Portanto, a afirmativa de que o reconhecimento da união estável constitui-se concretização dos fundamentos da República Federativa do Brasil é evento que não pode ser negado. Isso porque a evolução tem demonstrado e a sociedade e os tribunais pátrios têm reconhecido a sua constituição, que é hoje protegida pela lei, para todos os efeitos.


3 A EVOLUÇÃO DA UNIÃO ESTÁVEL NO BRASIL


A família é a célula mater da sociedade. O direito, como mecanismo de regulação das relações humanas, acompanha a evolução da espécie humana. É um fenômeno social. Toda produção legislativa guarda relação com a realidade social de modo que, embora não deva haver um excessivo apego à norma, é ela que deve assegurar os direitos mínimos necessários à vida com dignidade. Significa que por um lado, a norma jurídica estabelece regras de conduta para que os sujeitos se adecuem a ela. Por outro lado, é necessário ressaltar que inúmeras vezes ocorrem alterações das condutas humanas e a lei se adecua a elas. É o caso da união estável.

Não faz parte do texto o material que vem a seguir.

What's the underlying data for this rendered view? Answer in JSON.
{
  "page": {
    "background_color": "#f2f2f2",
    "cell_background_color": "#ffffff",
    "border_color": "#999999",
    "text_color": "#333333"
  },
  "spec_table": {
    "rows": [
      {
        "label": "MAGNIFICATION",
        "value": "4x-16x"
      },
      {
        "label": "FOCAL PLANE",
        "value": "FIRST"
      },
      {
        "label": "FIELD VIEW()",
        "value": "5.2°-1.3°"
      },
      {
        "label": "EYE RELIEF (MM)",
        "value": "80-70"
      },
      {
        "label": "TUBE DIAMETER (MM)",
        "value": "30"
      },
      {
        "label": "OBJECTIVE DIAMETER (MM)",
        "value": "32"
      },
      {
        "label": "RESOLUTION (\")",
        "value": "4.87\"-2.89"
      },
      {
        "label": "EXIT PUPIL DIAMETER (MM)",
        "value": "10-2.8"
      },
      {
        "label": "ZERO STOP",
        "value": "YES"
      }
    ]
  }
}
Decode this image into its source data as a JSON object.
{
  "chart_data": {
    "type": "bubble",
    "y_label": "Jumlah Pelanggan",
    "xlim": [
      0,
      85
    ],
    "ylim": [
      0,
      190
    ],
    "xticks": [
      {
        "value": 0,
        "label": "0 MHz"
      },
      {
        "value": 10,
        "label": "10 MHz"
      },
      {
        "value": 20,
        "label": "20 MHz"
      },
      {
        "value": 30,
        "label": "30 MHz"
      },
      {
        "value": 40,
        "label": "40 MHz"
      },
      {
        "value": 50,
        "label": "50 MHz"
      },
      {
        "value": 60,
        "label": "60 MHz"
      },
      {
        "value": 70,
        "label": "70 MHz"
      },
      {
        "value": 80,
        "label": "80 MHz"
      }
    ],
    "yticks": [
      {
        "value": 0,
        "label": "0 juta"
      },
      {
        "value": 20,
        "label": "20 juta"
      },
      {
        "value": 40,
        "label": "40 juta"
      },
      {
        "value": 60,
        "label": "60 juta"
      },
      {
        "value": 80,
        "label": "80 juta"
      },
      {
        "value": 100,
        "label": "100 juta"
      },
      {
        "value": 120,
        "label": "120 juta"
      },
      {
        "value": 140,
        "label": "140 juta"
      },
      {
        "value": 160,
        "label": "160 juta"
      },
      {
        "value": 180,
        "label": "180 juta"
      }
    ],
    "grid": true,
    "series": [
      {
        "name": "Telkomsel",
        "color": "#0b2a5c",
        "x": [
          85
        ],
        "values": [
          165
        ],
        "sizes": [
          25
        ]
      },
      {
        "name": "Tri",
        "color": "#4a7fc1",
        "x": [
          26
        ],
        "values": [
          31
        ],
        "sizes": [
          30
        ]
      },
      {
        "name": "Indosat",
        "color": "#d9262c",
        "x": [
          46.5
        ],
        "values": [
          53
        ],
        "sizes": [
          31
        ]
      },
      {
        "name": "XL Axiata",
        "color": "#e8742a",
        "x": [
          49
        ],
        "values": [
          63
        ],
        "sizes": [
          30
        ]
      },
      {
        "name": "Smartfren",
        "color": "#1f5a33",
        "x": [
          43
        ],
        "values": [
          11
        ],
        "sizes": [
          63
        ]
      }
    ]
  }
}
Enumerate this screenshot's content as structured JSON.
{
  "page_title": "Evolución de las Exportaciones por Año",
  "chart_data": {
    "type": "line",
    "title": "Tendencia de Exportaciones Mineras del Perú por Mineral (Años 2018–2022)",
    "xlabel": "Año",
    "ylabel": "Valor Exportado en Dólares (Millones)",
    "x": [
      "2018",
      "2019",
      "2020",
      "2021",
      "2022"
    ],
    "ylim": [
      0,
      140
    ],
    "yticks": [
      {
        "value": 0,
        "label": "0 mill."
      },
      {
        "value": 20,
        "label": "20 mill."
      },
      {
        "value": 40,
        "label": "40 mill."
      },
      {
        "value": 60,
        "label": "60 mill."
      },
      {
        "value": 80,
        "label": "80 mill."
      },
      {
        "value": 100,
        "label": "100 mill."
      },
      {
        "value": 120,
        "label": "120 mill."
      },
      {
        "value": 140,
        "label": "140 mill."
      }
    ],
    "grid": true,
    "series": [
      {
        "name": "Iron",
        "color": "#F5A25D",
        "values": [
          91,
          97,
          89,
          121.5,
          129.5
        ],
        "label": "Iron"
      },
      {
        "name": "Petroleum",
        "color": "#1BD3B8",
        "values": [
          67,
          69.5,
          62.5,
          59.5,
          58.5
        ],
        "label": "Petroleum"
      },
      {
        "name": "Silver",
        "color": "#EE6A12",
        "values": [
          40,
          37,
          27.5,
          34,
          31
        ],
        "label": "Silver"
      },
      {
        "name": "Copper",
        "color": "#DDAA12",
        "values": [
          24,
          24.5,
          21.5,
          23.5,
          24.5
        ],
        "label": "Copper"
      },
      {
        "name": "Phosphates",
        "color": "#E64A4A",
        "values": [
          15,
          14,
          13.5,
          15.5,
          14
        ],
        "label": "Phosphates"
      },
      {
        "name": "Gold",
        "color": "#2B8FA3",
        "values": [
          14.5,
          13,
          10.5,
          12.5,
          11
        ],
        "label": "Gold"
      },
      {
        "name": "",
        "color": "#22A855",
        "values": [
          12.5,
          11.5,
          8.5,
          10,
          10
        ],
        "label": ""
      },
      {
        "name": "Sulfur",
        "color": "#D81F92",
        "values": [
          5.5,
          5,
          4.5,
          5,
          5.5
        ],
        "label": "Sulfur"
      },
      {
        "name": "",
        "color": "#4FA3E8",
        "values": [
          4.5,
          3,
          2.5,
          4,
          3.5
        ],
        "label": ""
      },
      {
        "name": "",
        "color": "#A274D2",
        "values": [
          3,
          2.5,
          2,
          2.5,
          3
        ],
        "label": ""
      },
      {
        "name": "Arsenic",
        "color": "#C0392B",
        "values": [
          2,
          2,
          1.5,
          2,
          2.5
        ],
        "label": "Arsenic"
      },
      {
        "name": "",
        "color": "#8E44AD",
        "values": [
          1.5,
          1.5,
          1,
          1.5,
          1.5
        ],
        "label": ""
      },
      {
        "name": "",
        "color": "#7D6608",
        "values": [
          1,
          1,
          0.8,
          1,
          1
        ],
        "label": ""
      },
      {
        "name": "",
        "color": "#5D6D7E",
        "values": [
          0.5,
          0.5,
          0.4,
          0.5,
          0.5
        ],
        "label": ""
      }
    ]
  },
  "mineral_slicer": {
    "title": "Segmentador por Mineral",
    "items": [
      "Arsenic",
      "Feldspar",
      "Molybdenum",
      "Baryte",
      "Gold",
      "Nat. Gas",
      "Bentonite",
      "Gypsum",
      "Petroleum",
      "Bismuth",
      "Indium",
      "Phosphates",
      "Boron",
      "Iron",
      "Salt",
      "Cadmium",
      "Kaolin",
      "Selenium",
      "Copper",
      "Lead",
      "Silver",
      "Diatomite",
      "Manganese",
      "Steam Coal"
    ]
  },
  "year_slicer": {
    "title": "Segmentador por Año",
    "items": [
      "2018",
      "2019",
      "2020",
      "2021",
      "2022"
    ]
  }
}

A evolução social do vínculo familiar no Brasil parte de um casamento religioso em virtude da imposição cristã, passando para um casamento civil com o nascimento da República. Isso, em virtude de que o Estado brasileiro é um estado laico, apartado do poder da igreja. Atualmente, a Constituição da República estabelece o reconhecimento da união estável como unidade familiar. Contribuição muito importante para este reconhecimento teve a jurisprudência brasileira, eis que a própria Lei de Introdução ao Código Civil, no seu art. 5o, estabelece que “na aplicação da lei, o juiz atenderá aos fins sociais a que ela se dirige e às exigências do bem comum”. De acordo com a própria evolução social, a lei possibilita que o judiciário interprete os fatos sociais para adequar o sentido das normas jurídicas à finalidade social, de acordo com a própria evolução das relações sociais.


O reconhecimento de situações fáticas pelo Judiciário impulsiona o Poder Legislativo a editar normas jurídicas que se conformem à realidade social, de forma que os diplomas jurídicos ultrapassados sejam revistos.


A união estável, como exemplo clássico da evolução das relações sociais e jurídicas, está reconhecida constitucionalmente como célula mater da sociedade, a ser protegida pelo Estado.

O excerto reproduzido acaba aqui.